The Sirius Passet Fauna of North Greenland is one of the oldest Cambrian lagerstätten from the North American continent. It is known from a single locality in Peary Land (83°N, 40°W), on the shores of the Arctic Ocean, where outer shelf mudstones from the lower part of the Buen Formation (Early Cambrian) yield a rich assemblage of mainly poorly skeletised organisms with preserved soft parts. The steeply-dipping fossiliferous mudstones occur in close proximity to horizontally-bedded platform carbonates of the underlying Portfjeld Formation (Early Cambrian) in a structurally complex terrane. The boundary between the fossiliferous mudstones and the platform carbonates apparently defines the original northern margin of the carbonate platform and is not, as previously suggested, a structural feature, although some minor tectonic modification can not be excluded. Thus, the fossiliferous mudstones were apparently deposited in a transitional slope setting basinward of the shelf edge.As currently known, the Sirius Passet Fauna comprises about 40 species, based on a collection of almost 5,000 slabs collected during brief visits to the isolated locality in 1989 and 1991. Arthropods dominate, with bivalved bradoriids and the trilobite Buenellus higginsi Blaker, 1988 being the numerically most abundant taxa. Weakly skeletised Naraoia-like and Sidneyia-like arthropods often preserve limbs and gills, as do bivalved arthropods similar to Waptia. Choia is the most common of several sponges. Worms include both priapulids and polychaetes, with a large palaeoscolecidan being conspicuous.Fully articulated specimens of halkieriid worms, clad in an armour of hundreds of individual sclerites, are most notable amongst several problematic taxa.

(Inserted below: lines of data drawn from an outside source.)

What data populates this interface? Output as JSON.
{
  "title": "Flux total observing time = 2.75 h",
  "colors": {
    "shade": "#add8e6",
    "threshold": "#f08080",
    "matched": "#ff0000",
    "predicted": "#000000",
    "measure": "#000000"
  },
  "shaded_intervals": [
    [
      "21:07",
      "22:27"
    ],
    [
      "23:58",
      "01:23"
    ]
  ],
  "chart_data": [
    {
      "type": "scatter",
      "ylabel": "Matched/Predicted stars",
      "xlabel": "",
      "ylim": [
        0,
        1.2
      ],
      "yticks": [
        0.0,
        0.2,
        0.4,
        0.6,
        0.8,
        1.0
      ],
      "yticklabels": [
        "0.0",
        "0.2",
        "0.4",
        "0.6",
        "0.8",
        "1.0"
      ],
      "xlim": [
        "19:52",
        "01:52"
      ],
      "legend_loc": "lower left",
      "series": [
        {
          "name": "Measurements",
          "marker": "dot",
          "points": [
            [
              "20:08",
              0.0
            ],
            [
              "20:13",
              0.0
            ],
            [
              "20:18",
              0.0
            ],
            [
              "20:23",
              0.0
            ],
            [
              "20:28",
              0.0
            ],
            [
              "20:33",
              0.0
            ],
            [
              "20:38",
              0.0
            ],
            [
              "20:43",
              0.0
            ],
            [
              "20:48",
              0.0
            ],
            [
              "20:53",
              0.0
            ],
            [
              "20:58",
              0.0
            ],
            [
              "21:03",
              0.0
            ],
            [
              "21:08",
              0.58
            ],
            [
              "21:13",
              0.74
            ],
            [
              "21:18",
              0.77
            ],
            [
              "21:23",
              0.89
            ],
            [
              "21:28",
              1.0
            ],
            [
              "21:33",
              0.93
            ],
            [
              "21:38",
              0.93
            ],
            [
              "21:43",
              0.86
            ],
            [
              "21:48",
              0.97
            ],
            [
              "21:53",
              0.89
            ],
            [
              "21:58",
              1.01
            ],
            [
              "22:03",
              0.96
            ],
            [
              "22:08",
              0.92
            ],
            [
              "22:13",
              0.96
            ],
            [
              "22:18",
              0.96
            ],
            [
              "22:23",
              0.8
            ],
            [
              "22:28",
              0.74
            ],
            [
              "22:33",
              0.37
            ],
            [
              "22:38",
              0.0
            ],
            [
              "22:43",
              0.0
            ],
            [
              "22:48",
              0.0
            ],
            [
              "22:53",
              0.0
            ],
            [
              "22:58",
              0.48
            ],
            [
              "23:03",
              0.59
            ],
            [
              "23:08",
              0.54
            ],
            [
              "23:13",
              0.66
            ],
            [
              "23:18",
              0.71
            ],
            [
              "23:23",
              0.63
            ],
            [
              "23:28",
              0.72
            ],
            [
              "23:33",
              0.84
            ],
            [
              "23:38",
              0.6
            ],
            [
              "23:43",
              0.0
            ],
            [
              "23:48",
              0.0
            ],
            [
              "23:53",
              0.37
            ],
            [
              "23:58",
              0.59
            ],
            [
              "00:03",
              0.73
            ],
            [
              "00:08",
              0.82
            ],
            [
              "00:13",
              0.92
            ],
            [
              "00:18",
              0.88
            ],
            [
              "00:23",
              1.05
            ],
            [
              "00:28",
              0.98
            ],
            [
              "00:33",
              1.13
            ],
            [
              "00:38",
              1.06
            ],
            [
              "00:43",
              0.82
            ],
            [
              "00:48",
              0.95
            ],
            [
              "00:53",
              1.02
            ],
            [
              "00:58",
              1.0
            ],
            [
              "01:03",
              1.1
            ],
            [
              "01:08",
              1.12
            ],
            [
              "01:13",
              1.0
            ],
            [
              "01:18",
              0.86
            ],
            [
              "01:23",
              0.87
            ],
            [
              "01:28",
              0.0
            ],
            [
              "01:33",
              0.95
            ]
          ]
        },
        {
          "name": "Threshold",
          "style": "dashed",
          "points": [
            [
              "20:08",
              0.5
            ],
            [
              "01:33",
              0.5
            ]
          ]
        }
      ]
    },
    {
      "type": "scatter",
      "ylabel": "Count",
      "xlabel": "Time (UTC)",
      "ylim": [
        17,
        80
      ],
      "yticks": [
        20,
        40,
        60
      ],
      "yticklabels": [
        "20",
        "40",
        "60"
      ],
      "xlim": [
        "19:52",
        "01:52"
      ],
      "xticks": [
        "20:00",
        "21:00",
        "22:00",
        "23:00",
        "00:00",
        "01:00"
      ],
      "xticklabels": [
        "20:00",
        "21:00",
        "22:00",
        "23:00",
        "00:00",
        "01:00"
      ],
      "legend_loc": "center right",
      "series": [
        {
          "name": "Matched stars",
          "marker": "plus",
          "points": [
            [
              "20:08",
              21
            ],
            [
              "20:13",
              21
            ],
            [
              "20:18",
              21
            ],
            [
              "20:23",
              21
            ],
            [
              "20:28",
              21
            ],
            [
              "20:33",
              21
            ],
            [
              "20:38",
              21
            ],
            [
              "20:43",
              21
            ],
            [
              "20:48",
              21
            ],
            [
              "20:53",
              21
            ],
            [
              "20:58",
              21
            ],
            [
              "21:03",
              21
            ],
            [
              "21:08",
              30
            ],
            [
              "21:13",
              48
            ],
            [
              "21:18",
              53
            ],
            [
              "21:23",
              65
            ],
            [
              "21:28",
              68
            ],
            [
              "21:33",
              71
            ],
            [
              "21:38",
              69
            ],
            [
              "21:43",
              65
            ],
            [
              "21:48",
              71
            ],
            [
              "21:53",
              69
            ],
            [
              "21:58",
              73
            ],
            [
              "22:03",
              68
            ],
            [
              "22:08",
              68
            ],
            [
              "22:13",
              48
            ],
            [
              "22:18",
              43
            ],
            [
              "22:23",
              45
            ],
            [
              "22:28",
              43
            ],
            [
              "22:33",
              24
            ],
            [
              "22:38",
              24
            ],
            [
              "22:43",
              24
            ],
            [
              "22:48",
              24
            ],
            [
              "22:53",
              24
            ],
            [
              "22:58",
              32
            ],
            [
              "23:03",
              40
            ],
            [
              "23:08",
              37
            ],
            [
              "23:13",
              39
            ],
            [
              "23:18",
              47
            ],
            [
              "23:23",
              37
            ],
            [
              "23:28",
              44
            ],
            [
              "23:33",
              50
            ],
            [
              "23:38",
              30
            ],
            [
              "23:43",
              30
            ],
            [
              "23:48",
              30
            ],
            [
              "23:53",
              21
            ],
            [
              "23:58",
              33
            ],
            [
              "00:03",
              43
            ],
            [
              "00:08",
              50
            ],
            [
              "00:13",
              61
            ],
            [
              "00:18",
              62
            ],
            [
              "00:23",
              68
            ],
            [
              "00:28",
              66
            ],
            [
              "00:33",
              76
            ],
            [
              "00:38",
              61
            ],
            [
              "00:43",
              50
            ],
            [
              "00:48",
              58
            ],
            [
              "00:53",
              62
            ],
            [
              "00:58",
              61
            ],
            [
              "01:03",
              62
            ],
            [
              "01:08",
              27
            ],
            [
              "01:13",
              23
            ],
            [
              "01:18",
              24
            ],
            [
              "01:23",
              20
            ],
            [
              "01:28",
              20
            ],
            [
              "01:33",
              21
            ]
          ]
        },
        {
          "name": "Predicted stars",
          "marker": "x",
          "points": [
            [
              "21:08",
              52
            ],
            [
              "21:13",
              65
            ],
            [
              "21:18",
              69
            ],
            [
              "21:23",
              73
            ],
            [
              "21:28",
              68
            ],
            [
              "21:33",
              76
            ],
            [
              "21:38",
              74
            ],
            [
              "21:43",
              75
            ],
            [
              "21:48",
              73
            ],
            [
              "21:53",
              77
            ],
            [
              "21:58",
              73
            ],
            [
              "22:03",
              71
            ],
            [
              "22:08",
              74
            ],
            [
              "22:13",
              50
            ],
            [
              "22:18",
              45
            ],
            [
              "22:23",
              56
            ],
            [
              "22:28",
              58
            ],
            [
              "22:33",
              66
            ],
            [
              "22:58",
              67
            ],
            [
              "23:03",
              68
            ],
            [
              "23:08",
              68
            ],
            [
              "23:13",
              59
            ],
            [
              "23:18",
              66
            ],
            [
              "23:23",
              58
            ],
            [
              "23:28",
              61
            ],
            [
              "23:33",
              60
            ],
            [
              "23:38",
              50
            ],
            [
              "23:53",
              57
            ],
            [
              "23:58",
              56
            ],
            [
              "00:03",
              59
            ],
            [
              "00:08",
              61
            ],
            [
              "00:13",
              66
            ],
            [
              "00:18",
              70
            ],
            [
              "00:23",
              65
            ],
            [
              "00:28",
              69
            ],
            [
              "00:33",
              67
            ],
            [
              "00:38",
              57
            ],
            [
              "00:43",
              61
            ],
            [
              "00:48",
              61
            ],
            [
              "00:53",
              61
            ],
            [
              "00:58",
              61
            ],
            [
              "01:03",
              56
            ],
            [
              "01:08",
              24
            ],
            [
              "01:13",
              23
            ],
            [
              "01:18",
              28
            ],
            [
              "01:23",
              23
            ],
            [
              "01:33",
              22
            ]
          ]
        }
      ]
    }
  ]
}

Rare specimens of possible onychophorans are also present, while brachiopods, hyoliths and other shelly fossils are rare or absent.The Sirius Passet Fauna seems to show little taxonomic similarity to the Middle Cambrian Burgess Shale of western Canada or the Chengjiang Fauna from the Lower Cambrian of China at the generic level. Together with the latter fauna, however, it confirms both the general picture of Cambrian life presented by the Burgess Shale, and the existence of this great diversity of weakly skeletised arthropods already in the Early Cambrian.